Bab tiga puluh delapan: Apakah kau tahu makna dari dua cincin ini?

Penguasa yang Terkaburkan Pengendalian Pedang Tanpa Jejak 3366kata 2026-02-08 13:20:26

Setelah Viviane pergi, Arthur duduk termenung di tepi sungai dalam waktu lama, tangan yang menggenggam cincin sudah terasa panas, namun ia tetap tidak bisa memikirkan cara untuk menjebak Morgan. Wanita itu sangat cerdik, sama sekali tidak akan tertipu oleh tipu muslihat yang sederhana.

Dari belakang, seseorang menarik ujung bajunya. Arthur menoleh dan mendapati Sniezka sedang menatapnya dengan penuh perhatian. Ia menengadah melihat langit, ternyata sudah mendekati tengah hari.

“Mari pulang.”

Kuda putihnya meringkik pelan. Arthur memasang pelana dan tali kekang, lalu bergegas kembali ke Desa Sis. Ia tiba tepat saat makan siang. Banyak pengungsi di wilayahnya yang masih belum makan, Kepala Desa Shauna membagikan sisa makanan kepada mereka, membuat para pengungsi merasakan kehangatan.

“Shauna, bagaimana perkembangan penerimaan warga baru?” tanya Arthur.

“Saya sudah melakukan banyak usaha. Ditambah beberapa hari ini makanan dibagikan gratis, sebagian sudah setuju untuk tinggal dan menjadi pekerja. Tapi, Tuan, sebenarnya kita akan membangun apa?” Shauna bertanya.

“Nanti setelah besok, akan aku jelaskan lebih rinci. Proyeknya cukup besar dan semua orang sedang sibuk, jadi tunggu waktu yang tepat untuk berkumpul. Aku akan kembali ke rumah, kalau ada yang tidak bisa diatasi, kabari saja.” Arthur tersenyum.

“Baik, Tuan.”

Setelah berbincang dengan Shauna, Arthur kembali ke rumah baron. Tiga pelayan wanita sedang makan siang, tapi Morgan tidak tampak. Di tempat duduknya sudah tersedia makanan. Arthur melirik Shaline yang menunduk tanpa bicara, kemudian duduk dan mulai makan.

Ketiga pelayan cantik itu saling melirik, tidak ada yang berani bertanya. Akhirnya Shaline dan Lilis memandang Jessica, yang paling berani. Jessica menatap mereka, membersihkan tenggorokan, belum sempat berbicara sudah dipotong oleh Arthur, “Daripada bertanya apa yang kulakukan di Shaya lama sekali, lebih baik kalian khawatir soal nyawa kalian. Besok gereja akan datang memeriksa identitas kalian sebagai penyihir, bersiaplah secara mental.”

“Maksudmu apa? Bagaimana gereja tahu siapa aku?” Jessica mengerutkan dahi.
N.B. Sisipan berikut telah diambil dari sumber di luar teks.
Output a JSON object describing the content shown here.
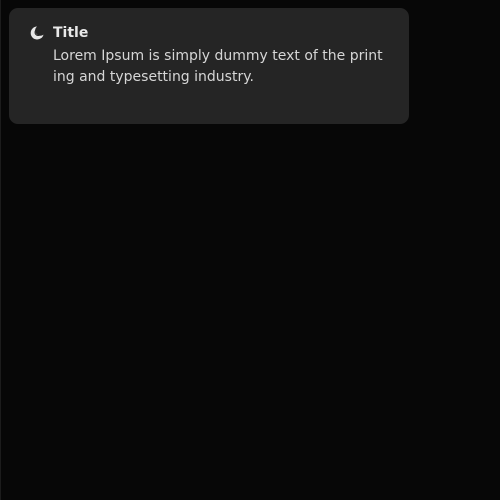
{
  "notification": {
    "icon": "moon-icon",
    "title": "Title",
    "message": "Lorem Ipsum is simply dummy text of the printing and typesetting industry.",
    "colors": {
      "background": "#070707",
      "card": "#252525",
      "title": "#e8e8e8",
      "message": "#d6d6d6"
    }
  }
}
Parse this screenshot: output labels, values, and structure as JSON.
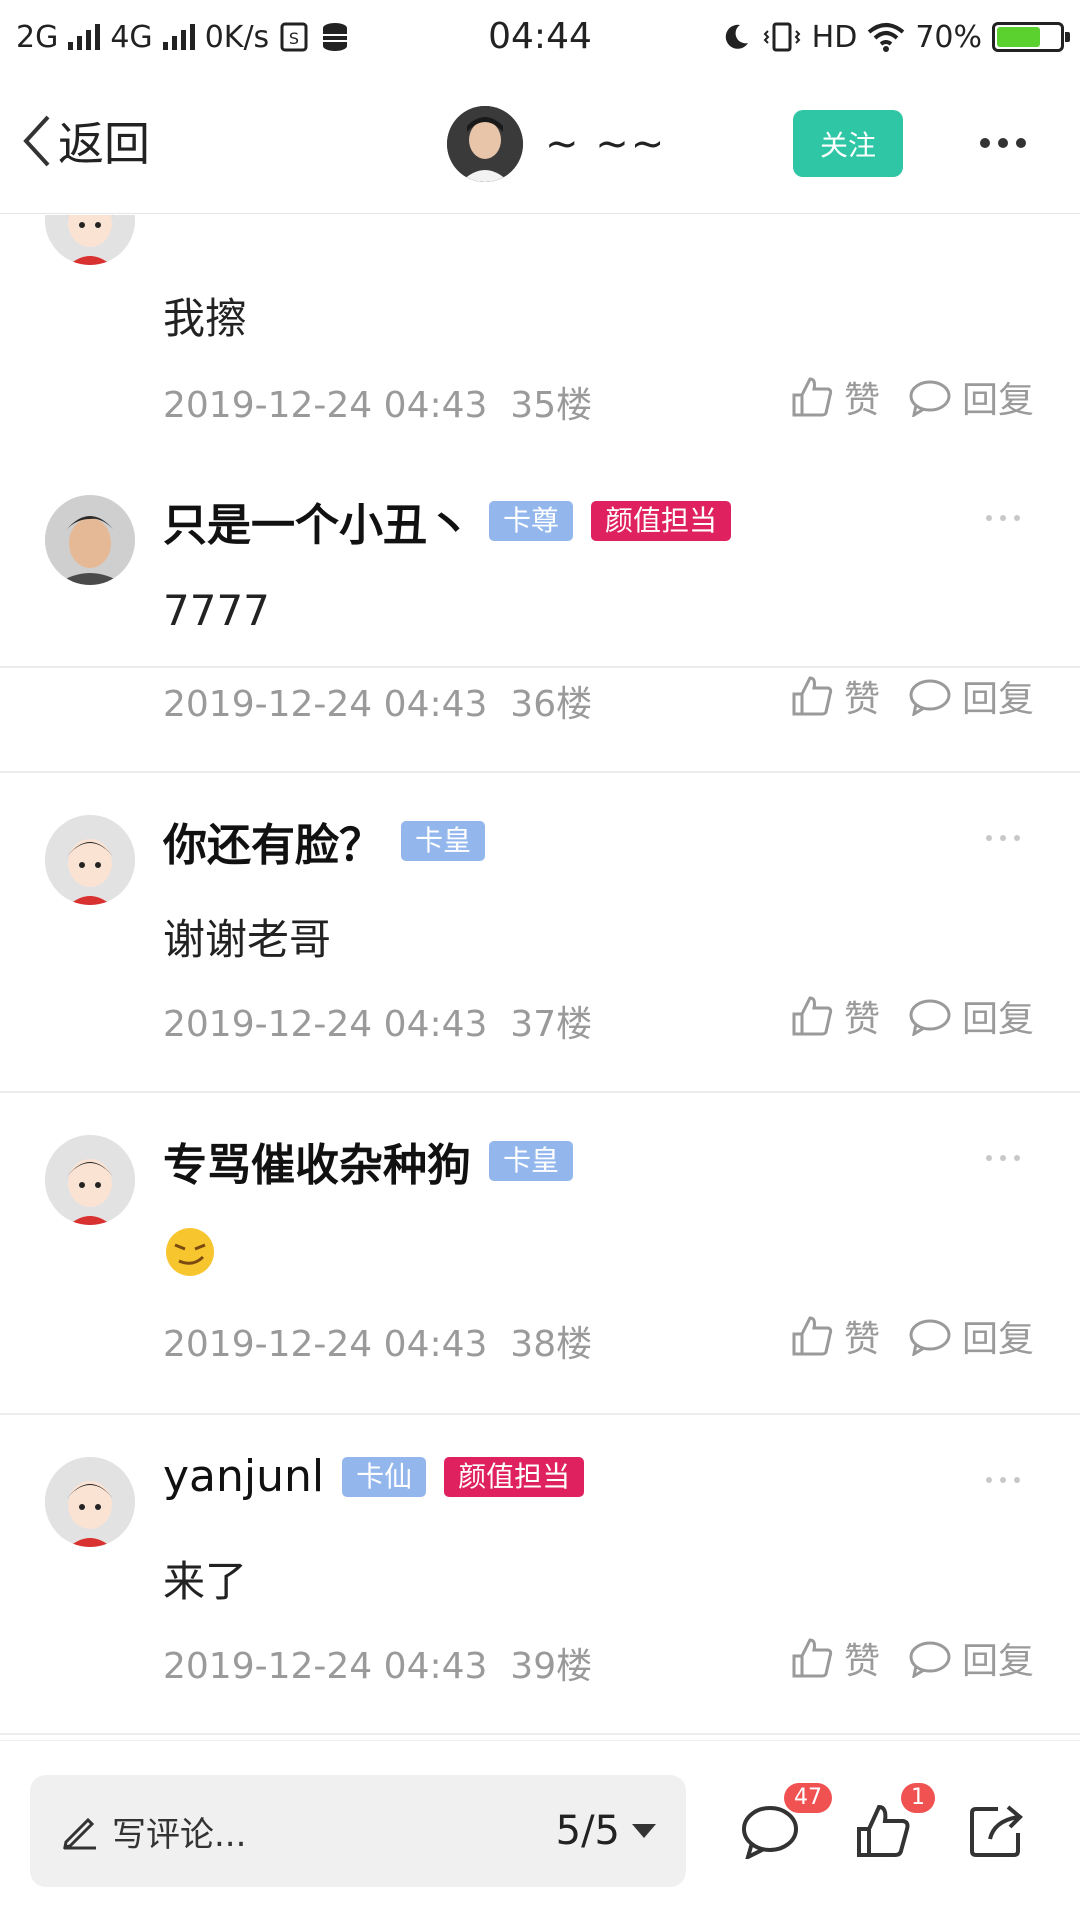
{
  "status_bar": {
    "network_1": "2G",
    "network_2": "4G",
    "speed": "0K/s",
    "time": "04:44",
    "hd": "HD",
    "battery": "70%",
    "battery_level": 0.7
  },
  "nav": {
    "back_label": "返回",
    "title_name": "~ ~~",
    "follow_label": "关注"
  },
  "comments": [
    {
      "username": "",
      "badges": [],
      "text": "我擦",
      "timestamp": "2019-12-24 04:43",
      "floor": "35楼",
      "like_label": "赞",
      "reply_label": "回复"
    },
    {
      "username": "只是一个小丑丶",
      "badges": [
        {
          "label": "卡尊",
          "color": "blue"
        },
        {
          "label": "颜值担当",
          "color": "red"
        }
      ],
      "text": "7777",
      "timestamp": "2019-12-24 04:43",
      "floor": "36楼",
      "like_label": "赞",
      "reply_label": "回复"
    },
    {
      "username": "你还有脸？",
      "badges": [
        {
          "label": "卡皇",
          "color": "blue"
        }
      ],
      "text": "谢谢老哥",
      "timestamp": "2019-12-24 04:43",
      "floor": "37楼",
      "like_label": "赞",
      "reply_label": "回复"
    },
    {
      "username": "专骂催收杂种狗",
      "badges": [
        {
          "label": "卡皇",
          "color": "blue"
        }
      ],
      "text": "",
      "timestamp": "2019-12-24 04:43",
      "floor": "38楼",
      "like_label": "赞",
      "reply_label": "回复"
    },
    {
      "username": "yanjunl",
      "badges": [
        {
          "label": "卡仙",
          "color": "blue"
        },
        {
          "label": "颜值担当",
          "color": "red"
        }
      ],
      "text": "来了",
      "timestamp": "2019-12-24 04:43",
      "floor": "39楼",
      "like_label": "赞",
      "reply_label": "回复"
    }
  ],
  "bottom_bar": {
    "input_placeholder": "写评论...",
    "page_indicator": "5/5",
    "comment_count": "47",
    "like_count": "1"
  },
  "colors": {
    "follow_button": "#2ec6a4",
    "badge_blue": "#93b7ec",
    "badge_red": "#e0215f",
    "count_badge": "#f05252"
  }
}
“Karena Henry. Tapi tenang, aku tidak akan membiarkan gereja menemukan identitasmu.” Arthur menenangkan.

“Orang sial itu lagi! Tuan, tolong selamatkan Jessica!” seru Shaline penuh kebencian.

Suasana makan siang yang tadinya hangat berubah menjadi muram karena ucapan Arthur. Lilis menatap Arthur dan Jessica dengan cemas, tidak ingin terjadi sesuatu pada siapapun. Jika gereja mengetahui identitas Jessica yang sesungguhnya, bukan hanya Jessica yang akan dihukum mati, Arthur pun bisa digantung.
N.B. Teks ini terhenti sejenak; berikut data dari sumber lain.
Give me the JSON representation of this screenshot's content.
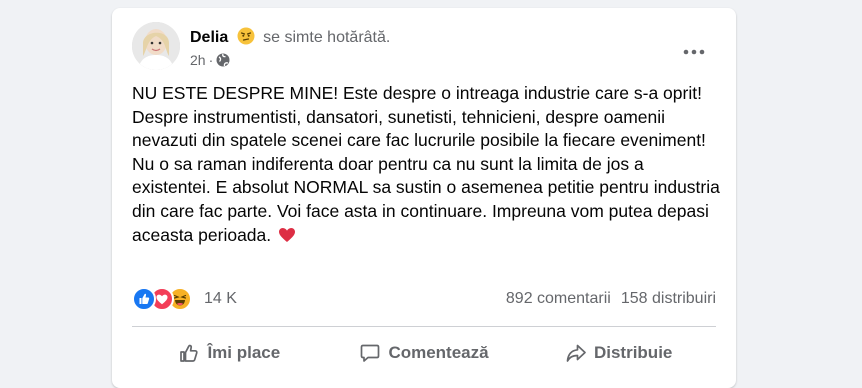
{
  "post": {
    "author": "Delia",
    "feeling_text": "se simte hotărâtă.",
    "time": "2h",
    "time_separator": "·",
    "body": [
      "NU ESTE DESPRE MINE! Este despre o intreaga industrie care s-a oprit! Despre instrumentisti, dansatori, sunetisti, tehnicieni, despre oamenii nevazuti din spatele scenei care fac lucrurile posibile la fiecare eveniment!",
      "Nu o sa raman indiferenta doar pentru ca nu sunt la limita de jos a existentei. E absolut NORMAL sa sustin o asemenea petitie pentru industria din care fac parte. Voi face asta in continuare. Impreuna vom putea depasi aceasta perioada."
    ]
  },
  "stats": {
    "reactions_count": "14 K",
    "comments": "892 comentarii",
    "shares": "158 distribuiri"
  },
  "actions": {
    "like": "Îmi place",
    "comment": "Comentează",
    "share": "Distribuie"
  },
  "colors": {
    "like_blue": "#1877f2",
    "love_red": "#f33e58",
    "haha_yellow": "#f7b125",
    "secondary_text": "#65676b"
  },
  "icons": {
    "feeling": "determined-face-icon",
    "privacy": "globe-icon",
    "menu": "more-horizontal-icon",
    "heart": "red-heart-icon",
    "reactions": [
      "like-reaction-icon",
      "love-reaction-icon",
      "haha-reaction-icon"
    ]
  }
}
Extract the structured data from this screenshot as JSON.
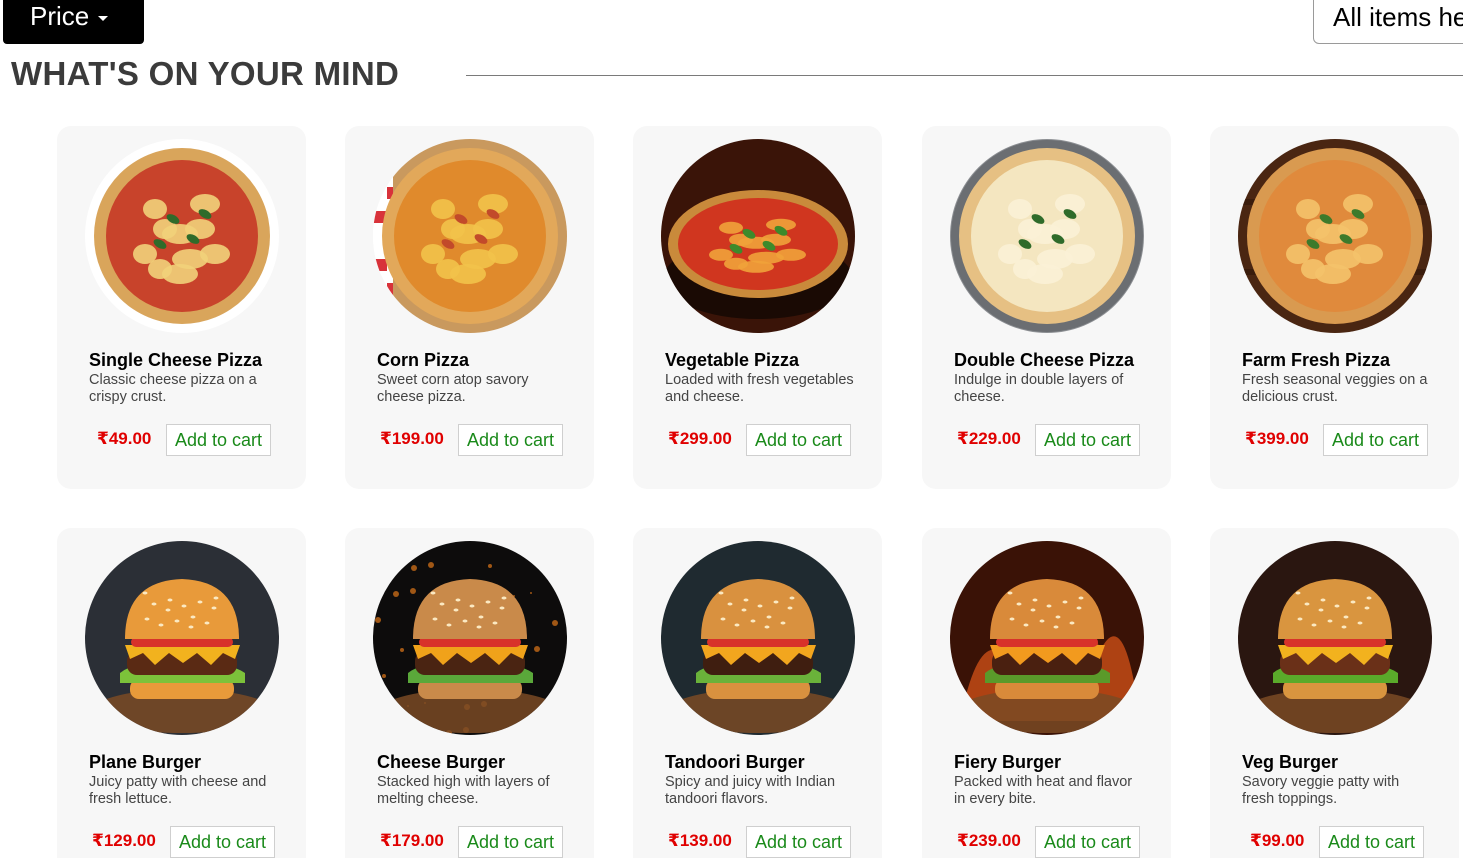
{
  "header": {
    "price_button_label": "Price",
    "all_items_label": "All items he"
  },
  "section": {
    "title": "WHAT'S ON YOUR MIND"
  },
  "menu_items": [
    {
      "name": "Single Cheese Pizza",
      "description": "Classic cheese pizza on a crispy crust.",
      "price": "₹49.00",
      "button": "Add to cart",
      "kind": "pizza",
      "colors": {
        "crust": "#d9a55b",
        "sauce": "#c8432b",
        "top": "#f1d27a",
        "leaf": "#2f6b2a"
      }
    },
    {
      "name": "Corn Pizza",
      "description": "Sweet corn atop savory cheese pizza.",
      "price": "₹199.00",
      "button": "Add to cart",
      "kind": "pizza",
      "colors": {
        "crust": "#e2a85a",
        "sauce": "#e08a2c",
        "top": "#f2c24a",
        "leaf": "#c24a2a"
      }
    },
    {
      "name": "Vegetable Pizza",
      "description": "Loaded with fresh vegetables and cheese.",
      "price": "₹299.00",
      "button": "Add to cart",
      "kind": "pizza",
      "colors": {
        "crust": "#c98a3b",
        "sauce": "#d0361f",
        "top": "#f0a23a",
        "leaf": "#3d8a2b",
        "bg": "#3a1408"
      }
    },
    {
      "name": "Double Cheese Pizza",
      "description": "Indulge in double layers of cheese.",
      "price": "₹229.00",
      "button": "Add to cart",
      "kind": "pizza",
      "colors": {
        "crust": "#e6c083",
        "sauce": "#f4e6c0",
        "top": "#fbf1d6",
        "leaf": "#2f6b2a",
        "bg": "#8c8f93"
      }
    },
    {
      "name": "Farm Fresh Pizza",
      "description": "Fresh seasonal veggies on a delicious crust.",
      "price": "₹399.00",
      "button": "Add to cart",
      "kind": "pizza",
      "colors": {
        "crust": "#d99a50",
        "sauce": "#e08a3c",
        "top": "#f4c26a",
        "leaf": "#3d7a2b",
        "bg": "#4a2612"
      }
    },
    {
      "name": "Plane Burger",
      "description": "Juicy patty with cheese and fresh lettuce.",
      "price": "₹129.00",
      "button": "Add to cart",
      "kind": "burger",
      "colors": {
        "bun": "#e89a3a",
        "patty": "#5a2a14",
        "cheese": "#f2b21e",
        "lettuce": "#7cc23a",
        "bg": "#2b2f36"
      }
    },
    {
      "name": "Cheese Burger",
      "description": "Stacked high with layers of melting cheese.",
      "price": "₹179.00",
      "button": "Add to cart",
      "kind": "burger",
      "colors": {
        "bun": "#c98a4a",
        "patty": "#4a2412",
        "cheese": "#f0a21a",
        "lettuce": "#5aa83a",
        "bg": "#0d0c0c"
      }
    },
    {
      "name": "Tandoori Burger",
      "description": "Spicy and juicy with Indian tandoori flavors.",
      "price": "₹139.00",
      "button": "Add to cart",
      "kind": "burger",
      "colors": {
        "bun": "#d9913f",
        "patty": "#3f1e10",
        "cheese": "#f2a61e",
        "lettuce": "#6ab23a",
        "bg": "#1f2a30"
      }
    },
    {
      "name": "Fiery Burger",
      "description": "Packed with heat and flavor in every bite.",
      "price": "₹239.00",
      "button": "Add to cart",
      "kind": "burger",
      "colors": {
        "bun": "#d98a3a",
        "patty": "#4a2010",
        "cheese": "#f29a1e",
        "lettuce": "#5a9a2a",
        "bg": "#3a1206"
      }
    },
    {
      "name": "Veg Burger",
      "description": "Savory veggie patty with fresh toppings.",
      "price": "₹99.00",
      "button": "Add to cart",
      "kind": "burger",
      "colors": {
        "bun": "#d9953f",
        "patty": "#6a3018",
        "cheese": "#f2b21e",
        "lettuce": "#5aaa2a",
        "bg": "#2a1610"
      }
    }
  ]
}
“Aku akan segera pergi, supaya kau tidak terlibat. Jika aku tertangkap, aku akan mengaku sudah menipumu,” kata Jessica pada Arthur. Ia sudah bertekad, meski harus mati, ia tidak akan mencelakakan pria di depannya, yang telah memberinya rumah yang hangat. Tidak mungkin membiarkan Arthur terluka karena dirinya lagi.

“Huf, aku sudah kenyang.” Arthur menepuk perutnya, bangkit dan berjalan ke lantai atas. Saat hendak naik tangga, ia berkata, “Kalau kau pergi, aku malah makin repot. Tenang saja, besok aku bisa mengatasi semuanya, percaya padaku. Oh ya, aku baru mendesain seragam pelayan yang baru, jauh lebih indah dari yang kalian pakai sekarang. Waktu itu aku perlihatkan desainnya ke Shaline, dia malah bilang aku mesum dan genit, mana bisa begitu.”

“Kalau kau bisa menyelamatkan Jessica, aku akan memakainya,” sahut Shaline. Di matanya, seragam pelayan buatan Arthur lebih mirip pakaian pelayan penginapan atau kedai, tak menyangka di saat genting seperti ini Arthur masih sempat mengajukan syarat.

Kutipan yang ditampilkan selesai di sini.